Bu son yalanının iler tutar yeri yok: Bir kere anne kedi, bunun yanına gelse ve arabasına girmek istese ben ne diye; “Bu hayvanlar beni görünce yanıma geliyorlar; seni görünce kaçıyorlar.” diyeyim, ona.
Sonra bu zalimin arabasına kedi girmek istese, bu da engel olsa, kediyi kovalasa ben ne diye karşı çıkayım buna? Bu durumda hayvan bir zarar görmez ki. Oradan uzaklaşır gider. Ama ya engellemeyip kedinin arabasına girmesine izin vermiş olsa ben asıl ona karşı çıkarım. Çıkar o hayvanı arabandan, diye müdahalede bulunurum. Çünkü böyle bir zalim arabasına giren kediye ne yapar? Götürüp yaşam alanından çok uzaklara atar. O hayvan da bu yeni ortama uyum sağlayamadığı için yaşamını sürdüremez. Kaldı ki bu en iyiniyetli olasılıktır. Eşime söylediği gibi, hayvanı zehirleyebilir de. Ya da köpeklerin önüne atıp boğdurabilir de. Çünkü bunları yapacağını yukarıda andığım iğrenç yeminiyle dile getirmişti.

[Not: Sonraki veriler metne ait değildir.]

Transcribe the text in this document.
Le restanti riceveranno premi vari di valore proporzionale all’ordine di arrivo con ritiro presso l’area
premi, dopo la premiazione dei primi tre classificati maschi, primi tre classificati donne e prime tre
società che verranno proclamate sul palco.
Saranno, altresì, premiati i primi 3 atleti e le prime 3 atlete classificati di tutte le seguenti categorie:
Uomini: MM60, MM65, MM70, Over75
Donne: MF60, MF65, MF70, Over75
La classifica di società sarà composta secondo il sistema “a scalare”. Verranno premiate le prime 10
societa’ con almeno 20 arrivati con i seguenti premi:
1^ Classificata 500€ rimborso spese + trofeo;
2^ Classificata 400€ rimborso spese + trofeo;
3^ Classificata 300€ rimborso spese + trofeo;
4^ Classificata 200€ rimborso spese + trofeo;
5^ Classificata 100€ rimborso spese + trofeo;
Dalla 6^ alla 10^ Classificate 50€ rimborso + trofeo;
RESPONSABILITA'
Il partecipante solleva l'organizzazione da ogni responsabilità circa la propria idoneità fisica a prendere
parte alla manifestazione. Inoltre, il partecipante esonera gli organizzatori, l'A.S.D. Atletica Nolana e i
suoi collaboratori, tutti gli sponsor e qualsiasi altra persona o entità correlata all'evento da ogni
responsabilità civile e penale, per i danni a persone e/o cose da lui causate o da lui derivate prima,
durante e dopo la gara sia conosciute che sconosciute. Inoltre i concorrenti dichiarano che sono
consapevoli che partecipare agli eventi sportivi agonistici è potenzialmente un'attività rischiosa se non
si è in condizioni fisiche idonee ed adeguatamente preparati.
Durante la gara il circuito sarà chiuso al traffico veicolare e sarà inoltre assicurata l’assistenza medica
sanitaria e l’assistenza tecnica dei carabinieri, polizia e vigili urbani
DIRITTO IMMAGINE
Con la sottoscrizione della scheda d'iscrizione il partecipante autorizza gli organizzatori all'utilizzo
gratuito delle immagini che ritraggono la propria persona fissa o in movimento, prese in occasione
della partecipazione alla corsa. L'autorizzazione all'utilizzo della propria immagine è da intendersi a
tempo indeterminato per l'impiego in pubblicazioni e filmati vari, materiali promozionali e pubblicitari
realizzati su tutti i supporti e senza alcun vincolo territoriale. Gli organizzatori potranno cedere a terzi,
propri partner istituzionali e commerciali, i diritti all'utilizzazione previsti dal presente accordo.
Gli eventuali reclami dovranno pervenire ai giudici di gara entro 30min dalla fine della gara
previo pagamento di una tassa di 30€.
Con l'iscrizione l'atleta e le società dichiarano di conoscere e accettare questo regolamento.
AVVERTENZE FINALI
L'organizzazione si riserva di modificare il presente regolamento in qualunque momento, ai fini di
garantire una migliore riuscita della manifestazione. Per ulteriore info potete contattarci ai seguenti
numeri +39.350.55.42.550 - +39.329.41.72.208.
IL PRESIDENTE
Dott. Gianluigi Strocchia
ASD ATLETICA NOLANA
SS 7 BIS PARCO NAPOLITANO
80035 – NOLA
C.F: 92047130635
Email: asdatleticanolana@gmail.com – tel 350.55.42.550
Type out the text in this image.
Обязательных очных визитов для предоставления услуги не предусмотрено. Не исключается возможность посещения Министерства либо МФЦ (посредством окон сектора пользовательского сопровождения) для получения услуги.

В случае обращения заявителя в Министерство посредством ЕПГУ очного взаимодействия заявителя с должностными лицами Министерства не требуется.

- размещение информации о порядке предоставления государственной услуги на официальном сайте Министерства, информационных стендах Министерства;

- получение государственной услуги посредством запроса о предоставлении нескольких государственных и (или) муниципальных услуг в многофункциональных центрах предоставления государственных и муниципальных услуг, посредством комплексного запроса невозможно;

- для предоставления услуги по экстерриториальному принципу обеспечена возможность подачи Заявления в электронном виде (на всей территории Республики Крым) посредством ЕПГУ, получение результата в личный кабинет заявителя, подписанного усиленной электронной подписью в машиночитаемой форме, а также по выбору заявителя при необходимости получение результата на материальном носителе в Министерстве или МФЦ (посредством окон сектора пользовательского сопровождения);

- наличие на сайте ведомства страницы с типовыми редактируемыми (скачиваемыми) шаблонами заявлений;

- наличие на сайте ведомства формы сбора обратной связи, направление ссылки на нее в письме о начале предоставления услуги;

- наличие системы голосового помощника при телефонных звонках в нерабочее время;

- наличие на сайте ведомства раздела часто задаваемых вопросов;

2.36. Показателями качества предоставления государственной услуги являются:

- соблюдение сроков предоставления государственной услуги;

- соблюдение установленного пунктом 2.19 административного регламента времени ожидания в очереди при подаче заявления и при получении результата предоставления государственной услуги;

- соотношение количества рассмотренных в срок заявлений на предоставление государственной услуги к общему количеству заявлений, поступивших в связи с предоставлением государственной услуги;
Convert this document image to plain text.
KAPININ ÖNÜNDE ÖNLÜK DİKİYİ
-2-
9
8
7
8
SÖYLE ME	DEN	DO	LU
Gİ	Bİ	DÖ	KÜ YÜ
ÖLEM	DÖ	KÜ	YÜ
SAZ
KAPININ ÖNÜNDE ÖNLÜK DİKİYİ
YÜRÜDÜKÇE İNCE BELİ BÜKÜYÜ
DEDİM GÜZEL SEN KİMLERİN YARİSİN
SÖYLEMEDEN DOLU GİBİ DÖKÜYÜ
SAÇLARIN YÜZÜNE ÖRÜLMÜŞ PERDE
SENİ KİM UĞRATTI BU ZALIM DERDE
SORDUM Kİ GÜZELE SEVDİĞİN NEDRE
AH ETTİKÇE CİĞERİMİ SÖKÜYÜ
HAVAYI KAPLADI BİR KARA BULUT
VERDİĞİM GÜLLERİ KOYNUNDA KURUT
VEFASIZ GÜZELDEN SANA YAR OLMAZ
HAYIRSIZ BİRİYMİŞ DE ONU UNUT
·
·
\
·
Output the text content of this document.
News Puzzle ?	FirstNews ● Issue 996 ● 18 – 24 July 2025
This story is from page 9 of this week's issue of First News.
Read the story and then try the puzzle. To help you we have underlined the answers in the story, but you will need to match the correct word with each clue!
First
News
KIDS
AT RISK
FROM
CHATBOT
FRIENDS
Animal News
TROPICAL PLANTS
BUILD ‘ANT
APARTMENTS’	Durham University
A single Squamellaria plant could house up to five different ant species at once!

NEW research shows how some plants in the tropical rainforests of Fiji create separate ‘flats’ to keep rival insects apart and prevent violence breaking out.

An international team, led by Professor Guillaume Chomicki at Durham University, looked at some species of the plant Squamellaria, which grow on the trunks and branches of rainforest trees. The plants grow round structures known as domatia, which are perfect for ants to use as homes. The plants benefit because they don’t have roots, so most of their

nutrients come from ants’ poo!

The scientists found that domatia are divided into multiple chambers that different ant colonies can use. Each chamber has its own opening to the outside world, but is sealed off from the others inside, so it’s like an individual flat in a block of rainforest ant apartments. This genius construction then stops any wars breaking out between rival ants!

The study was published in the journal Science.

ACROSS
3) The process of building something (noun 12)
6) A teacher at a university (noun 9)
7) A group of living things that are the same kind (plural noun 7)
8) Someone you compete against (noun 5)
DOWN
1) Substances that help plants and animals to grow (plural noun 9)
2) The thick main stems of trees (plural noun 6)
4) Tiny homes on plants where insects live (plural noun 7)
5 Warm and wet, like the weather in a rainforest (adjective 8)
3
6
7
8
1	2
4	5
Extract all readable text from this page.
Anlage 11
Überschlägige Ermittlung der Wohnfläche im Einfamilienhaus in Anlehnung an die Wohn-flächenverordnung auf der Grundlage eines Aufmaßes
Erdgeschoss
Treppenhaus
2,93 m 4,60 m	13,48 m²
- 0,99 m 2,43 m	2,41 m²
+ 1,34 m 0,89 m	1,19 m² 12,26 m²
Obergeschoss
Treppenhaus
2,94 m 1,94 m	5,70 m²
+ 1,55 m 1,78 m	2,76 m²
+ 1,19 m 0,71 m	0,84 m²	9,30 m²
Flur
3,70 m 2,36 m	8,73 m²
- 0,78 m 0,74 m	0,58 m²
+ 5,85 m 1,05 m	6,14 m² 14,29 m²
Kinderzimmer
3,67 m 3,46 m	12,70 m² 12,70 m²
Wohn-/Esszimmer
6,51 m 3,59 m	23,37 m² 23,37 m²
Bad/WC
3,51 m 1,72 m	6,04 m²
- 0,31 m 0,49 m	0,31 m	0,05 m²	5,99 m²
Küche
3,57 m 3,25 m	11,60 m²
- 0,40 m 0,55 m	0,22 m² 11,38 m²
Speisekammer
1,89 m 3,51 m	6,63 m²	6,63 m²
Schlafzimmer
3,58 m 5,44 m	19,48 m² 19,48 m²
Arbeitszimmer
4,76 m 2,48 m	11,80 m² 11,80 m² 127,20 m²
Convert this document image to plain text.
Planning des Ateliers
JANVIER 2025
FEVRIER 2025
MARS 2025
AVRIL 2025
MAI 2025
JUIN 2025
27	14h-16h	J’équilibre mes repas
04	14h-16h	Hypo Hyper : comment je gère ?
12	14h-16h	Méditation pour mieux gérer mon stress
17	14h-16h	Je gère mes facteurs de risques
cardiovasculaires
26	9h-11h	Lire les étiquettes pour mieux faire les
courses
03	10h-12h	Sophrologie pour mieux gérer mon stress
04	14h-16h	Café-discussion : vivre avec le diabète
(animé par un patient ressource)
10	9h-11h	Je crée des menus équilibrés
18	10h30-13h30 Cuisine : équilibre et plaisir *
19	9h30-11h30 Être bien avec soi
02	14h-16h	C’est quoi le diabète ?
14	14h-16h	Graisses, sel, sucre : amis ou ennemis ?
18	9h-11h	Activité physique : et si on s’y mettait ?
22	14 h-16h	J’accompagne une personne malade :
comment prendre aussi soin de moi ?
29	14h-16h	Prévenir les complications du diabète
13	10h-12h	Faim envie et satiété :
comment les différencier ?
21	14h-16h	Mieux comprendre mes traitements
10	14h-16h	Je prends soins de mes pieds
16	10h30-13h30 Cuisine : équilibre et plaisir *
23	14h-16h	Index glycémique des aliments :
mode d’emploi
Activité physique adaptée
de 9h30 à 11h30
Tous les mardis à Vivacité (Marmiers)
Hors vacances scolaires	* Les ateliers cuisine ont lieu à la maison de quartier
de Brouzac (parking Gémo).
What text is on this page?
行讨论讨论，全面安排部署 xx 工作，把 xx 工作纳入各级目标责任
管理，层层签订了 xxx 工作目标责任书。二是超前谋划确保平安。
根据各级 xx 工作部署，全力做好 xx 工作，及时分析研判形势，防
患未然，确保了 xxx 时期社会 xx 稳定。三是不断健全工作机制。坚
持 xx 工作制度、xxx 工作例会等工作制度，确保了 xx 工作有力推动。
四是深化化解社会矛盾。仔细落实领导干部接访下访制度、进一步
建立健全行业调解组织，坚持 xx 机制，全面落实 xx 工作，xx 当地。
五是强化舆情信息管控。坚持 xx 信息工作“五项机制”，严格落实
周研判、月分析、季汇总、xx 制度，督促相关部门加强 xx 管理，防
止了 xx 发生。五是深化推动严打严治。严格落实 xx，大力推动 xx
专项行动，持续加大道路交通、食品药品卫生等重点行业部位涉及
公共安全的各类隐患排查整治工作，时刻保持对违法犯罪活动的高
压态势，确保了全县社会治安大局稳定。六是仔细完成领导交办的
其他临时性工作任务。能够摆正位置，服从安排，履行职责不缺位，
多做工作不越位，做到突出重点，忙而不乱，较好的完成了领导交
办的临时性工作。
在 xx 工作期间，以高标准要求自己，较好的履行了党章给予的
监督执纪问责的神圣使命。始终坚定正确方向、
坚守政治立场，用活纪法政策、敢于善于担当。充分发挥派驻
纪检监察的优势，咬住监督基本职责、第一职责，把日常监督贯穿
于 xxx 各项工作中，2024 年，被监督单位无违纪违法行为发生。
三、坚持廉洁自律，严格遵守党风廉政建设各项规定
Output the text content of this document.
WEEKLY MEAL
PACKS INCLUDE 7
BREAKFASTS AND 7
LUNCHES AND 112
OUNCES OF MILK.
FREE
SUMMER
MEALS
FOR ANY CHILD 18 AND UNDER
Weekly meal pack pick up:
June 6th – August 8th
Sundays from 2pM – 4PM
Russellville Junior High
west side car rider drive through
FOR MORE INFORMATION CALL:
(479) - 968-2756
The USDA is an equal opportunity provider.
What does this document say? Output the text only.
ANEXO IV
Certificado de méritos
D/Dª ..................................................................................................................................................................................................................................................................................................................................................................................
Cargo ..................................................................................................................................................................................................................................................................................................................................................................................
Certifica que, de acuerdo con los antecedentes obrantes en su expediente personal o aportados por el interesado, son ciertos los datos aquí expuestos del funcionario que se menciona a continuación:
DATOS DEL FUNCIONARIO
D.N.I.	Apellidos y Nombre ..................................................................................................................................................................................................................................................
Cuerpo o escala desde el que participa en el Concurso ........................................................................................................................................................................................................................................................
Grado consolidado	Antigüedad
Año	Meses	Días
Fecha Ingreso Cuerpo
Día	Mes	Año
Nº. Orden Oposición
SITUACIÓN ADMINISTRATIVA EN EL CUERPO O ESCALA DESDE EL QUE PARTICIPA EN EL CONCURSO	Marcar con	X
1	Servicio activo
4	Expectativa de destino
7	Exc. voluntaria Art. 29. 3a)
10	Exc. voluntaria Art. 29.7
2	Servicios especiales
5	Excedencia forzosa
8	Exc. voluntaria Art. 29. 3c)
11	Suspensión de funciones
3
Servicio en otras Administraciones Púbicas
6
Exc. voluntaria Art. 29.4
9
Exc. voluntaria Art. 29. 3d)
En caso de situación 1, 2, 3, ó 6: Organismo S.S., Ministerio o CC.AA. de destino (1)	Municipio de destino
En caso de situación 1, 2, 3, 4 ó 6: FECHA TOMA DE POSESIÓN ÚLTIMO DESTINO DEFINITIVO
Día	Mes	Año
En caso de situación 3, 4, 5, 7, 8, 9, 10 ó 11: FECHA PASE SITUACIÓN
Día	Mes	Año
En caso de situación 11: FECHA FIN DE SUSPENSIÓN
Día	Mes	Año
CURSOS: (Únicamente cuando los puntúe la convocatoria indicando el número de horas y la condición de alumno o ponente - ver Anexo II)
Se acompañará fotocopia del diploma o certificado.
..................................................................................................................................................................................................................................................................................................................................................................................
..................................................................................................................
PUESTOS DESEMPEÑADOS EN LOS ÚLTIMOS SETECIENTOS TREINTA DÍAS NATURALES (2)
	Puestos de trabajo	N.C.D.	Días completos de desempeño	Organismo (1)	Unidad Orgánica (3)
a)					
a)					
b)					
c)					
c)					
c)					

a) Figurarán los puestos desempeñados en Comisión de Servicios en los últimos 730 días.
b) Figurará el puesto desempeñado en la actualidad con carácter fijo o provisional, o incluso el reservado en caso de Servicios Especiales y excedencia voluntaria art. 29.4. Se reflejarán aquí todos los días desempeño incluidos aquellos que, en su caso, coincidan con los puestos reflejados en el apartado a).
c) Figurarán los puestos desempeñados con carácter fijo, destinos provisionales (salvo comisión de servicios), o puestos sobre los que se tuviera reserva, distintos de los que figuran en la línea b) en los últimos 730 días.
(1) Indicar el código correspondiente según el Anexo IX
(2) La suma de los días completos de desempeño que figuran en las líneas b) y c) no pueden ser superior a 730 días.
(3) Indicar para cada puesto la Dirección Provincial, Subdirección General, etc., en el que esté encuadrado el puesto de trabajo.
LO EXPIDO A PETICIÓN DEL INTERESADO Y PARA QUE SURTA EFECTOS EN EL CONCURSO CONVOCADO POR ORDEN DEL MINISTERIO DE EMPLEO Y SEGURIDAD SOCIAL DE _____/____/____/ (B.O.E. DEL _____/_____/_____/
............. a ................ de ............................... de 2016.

Onun bu tür yalanları çok. O yalan makinesi gibi. Mesela olay anında tanıklardan biri olan “Özcan Morgül’le birlikteydik, kapının önünde”, diyor. Birlikteliklerini de “beraberce cenazeden gelmiştik”, şeklinde gerekçelendiriyor kendince. Sonra da “davalının bütün hakaret ve tehditlerini de o da aynen benim gibi, işitti ve gördü”, diyor.
Hâlbuki yalancı tanık Özcan Morgül, “ben olay anında balkondaydım. Bunların ikisini de görmedim. Sadece sesleri duydum”, diyor. Neyse geçelim…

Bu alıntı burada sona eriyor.